The evaluator computes built-in metrics (AUC-ROC, AUC-PR, Precision@K, Recall@K, F1@K, Best F1) for all result types. You can extend this with custom metrics via plugins.

Plugin Files

Place a .py file in one of two locations:

Global (all evaluations): libs/graflag_evaluator/plugins/
Per-experiment: experiments/<exp_name>/custom_metrics/

Each plugin imports MetricCalculator and registers a metric function at module level:

# hits_at_100.py
from graflag_evaluator import MetricCalculator

def hits_at_100(scores, ground_truth, **kw):
    top = scores.argsort()[-100:]
    return {"hits@100": ground_truth[top].mean()}

MetricCalculator.register_metric("EDGE_STREAM_ANOMALY_SCORES", hits_at_100)

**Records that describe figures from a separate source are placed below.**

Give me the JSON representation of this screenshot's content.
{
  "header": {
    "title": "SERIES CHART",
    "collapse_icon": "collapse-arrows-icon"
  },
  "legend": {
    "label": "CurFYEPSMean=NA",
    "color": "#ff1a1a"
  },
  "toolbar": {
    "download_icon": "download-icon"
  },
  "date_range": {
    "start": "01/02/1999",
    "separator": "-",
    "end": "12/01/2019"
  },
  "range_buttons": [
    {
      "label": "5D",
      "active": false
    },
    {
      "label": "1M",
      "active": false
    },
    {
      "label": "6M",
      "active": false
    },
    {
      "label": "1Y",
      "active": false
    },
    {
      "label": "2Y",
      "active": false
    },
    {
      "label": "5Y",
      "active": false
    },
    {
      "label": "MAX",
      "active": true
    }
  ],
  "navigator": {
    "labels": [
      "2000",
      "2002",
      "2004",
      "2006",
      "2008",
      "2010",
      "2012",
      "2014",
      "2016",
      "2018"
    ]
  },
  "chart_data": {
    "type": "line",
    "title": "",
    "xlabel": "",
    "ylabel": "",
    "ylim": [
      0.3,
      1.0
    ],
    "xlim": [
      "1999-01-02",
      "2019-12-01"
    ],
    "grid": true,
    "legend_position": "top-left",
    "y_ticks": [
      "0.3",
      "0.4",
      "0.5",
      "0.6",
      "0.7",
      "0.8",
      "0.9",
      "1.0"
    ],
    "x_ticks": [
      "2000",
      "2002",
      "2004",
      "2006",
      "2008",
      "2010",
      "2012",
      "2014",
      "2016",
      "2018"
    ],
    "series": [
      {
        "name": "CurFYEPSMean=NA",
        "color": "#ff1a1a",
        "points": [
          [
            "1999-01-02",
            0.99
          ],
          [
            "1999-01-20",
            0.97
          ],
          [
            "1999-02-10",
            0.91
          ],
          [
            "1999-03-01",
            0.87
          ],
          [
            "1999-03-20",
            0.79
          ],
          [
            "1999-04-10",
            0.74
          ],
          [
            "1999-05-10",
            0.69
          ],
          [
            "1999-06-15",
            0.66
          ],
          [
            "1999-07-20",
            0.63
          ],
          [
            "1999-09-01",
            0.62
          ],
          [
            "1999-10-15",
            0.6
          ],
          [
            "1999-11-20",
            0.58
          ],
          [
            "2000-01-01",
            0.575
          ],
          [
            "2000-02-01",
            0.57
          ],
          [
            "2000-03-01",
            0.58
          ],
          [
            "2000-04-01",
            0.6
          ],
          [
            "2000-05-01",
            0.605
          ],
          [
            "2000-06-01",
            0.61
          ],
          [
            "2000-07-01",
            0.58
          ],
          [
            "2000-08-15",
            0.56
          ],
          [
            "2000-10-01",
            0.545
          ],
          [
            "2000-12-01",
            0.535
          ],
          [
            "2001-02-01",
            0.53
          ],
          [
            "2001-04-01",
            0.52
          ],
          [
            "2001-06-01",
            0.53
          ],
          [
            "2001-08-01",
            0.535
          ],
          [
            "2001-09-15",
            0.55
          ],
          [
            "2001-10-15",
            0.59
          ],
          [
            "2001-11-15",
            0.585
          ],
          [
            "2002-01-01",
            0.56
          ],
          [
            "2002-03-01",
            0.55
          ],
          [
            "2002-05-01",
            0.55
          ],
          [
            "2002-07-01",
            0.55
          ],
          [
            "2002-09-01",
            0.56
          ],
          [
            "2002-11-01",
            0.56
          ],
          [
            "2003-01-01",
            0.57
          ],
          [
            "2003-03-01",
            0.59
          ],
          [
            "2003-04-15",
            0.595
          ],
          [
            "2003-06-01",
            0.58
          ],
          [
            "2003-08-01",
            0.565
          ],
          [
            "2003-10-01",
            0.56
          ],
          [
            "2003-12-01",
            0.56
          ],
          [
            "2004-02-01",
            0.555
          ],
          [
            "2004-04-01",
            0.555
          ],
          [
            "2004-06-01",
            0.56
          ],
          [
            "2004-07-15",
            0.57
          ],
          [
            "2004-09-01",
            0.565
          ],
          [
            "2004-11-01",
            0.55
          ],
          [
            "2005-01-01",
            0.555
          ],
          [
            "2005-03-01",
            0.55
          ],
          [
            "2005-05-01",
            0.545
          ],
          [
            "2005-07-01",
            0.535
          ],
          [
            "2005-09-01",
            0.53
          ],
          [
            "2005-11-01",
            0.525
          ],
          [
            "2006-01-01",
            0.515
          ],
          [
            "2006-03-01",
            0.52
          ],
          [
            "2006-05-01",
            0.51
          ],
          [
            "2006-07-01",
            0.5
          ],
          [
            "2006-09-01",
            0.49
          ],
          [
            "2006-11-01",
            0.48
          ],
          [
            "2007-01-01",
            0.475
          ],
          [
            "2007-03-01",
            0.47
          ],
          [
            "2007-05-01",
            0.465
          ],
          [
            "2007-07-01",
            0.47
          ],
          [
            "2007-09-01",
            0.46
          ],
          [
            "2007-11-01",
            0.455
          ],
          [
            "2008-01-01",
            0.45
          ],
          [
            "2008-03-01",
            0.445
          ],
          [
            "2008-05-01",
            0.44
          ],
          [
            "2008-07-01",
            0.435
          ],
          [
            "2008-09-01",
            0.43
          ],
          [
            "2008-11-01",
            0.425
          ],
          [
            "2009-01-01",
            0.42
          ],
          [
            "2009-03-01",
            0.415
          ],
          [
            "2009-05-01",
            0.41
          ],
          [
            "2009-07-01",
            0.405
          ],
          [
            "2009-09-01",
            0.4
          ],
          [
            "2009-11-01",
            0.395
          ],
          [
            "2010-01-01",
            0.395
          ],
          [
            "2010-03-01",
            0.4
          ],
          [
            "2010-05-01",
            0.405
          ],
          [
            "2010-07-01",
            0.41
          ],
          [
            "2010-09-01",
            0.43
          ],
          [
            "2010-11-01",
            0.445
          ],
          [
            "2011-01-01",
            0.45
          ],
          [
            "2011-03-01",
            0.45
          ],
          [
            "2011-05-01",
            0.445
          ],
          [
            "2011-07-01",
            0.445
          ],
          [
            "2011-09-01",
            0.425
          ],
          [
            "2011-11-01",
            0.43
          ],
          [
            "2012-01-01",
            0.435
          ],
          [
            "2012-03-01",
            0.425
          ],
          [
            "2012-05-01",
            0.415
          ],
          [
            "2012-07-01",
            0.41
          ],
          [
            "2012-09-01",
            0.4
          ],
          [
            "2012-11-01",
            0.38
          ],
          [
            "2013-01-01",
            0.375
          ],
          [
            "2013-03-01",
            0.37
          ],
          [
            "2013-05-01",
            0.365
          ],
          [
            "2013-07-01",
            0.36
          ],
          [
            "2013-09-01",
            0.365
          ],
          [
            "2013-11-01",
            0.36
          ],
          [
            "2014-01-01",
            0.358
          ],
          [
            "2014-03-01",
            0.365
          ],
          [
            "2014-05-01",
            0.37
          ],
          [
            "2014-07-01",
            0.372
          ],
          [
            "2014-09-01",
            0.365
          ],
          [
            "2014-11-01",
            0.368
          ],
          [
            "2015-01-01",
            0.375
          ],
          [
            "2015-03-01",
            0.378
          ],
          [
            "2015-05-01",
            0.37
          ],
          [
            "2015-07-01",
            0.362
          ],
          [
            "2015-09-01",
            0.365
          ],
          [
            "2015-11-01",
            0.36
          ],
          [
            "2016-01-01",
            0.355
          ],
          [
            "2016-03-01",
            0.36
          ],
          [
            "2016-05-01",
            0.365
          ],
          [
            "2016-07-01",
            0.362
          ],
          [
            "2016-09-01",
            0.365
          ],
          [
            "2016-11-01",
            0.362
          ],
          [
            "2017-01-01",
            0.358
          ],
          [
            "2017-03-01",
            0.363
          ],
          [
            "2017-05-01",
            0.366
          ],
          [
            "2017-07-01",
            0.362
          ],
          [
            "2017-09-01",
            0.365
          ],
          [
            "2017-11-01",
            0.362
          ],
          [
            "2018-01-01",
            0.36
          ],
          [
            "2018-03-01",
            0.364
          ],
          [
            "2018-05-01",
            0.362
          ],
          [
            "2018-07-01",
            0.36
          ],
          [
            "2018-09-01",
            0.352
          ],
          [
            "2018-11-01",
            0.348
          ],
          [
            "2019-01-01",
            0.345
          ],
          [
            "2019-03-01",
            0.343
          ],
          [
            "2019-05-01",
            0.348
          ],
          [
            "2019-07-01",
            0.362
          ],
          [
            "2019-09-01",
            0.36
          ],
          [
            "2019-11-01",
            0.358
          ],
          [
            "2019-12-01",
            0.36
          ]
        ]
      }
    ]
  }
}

The function must accept (scores, ground_truth, **kwargs) and return a Dict[str, float].

Python API

The GraFlag.register_metric() method extracts a function’s source code and writes it as a plugin file on the cluster:

from graflag import GraFlag

def hits_at_100(scores, ground_truth, **kw):
    top = scores.argsort()[-100:]
    return {"hits@100": ground_truth[top].mean()}

gf = GraFlag()
gf.register_metric("EDGE_STREAM_ANOMALY_SCORES", hits_at_100)
gf.evaluate("exp__taddy__uci__20260309_120000")  # includes hits@100

Pass experiment="exp_name" to scope the metric to a single experiment instead of globally.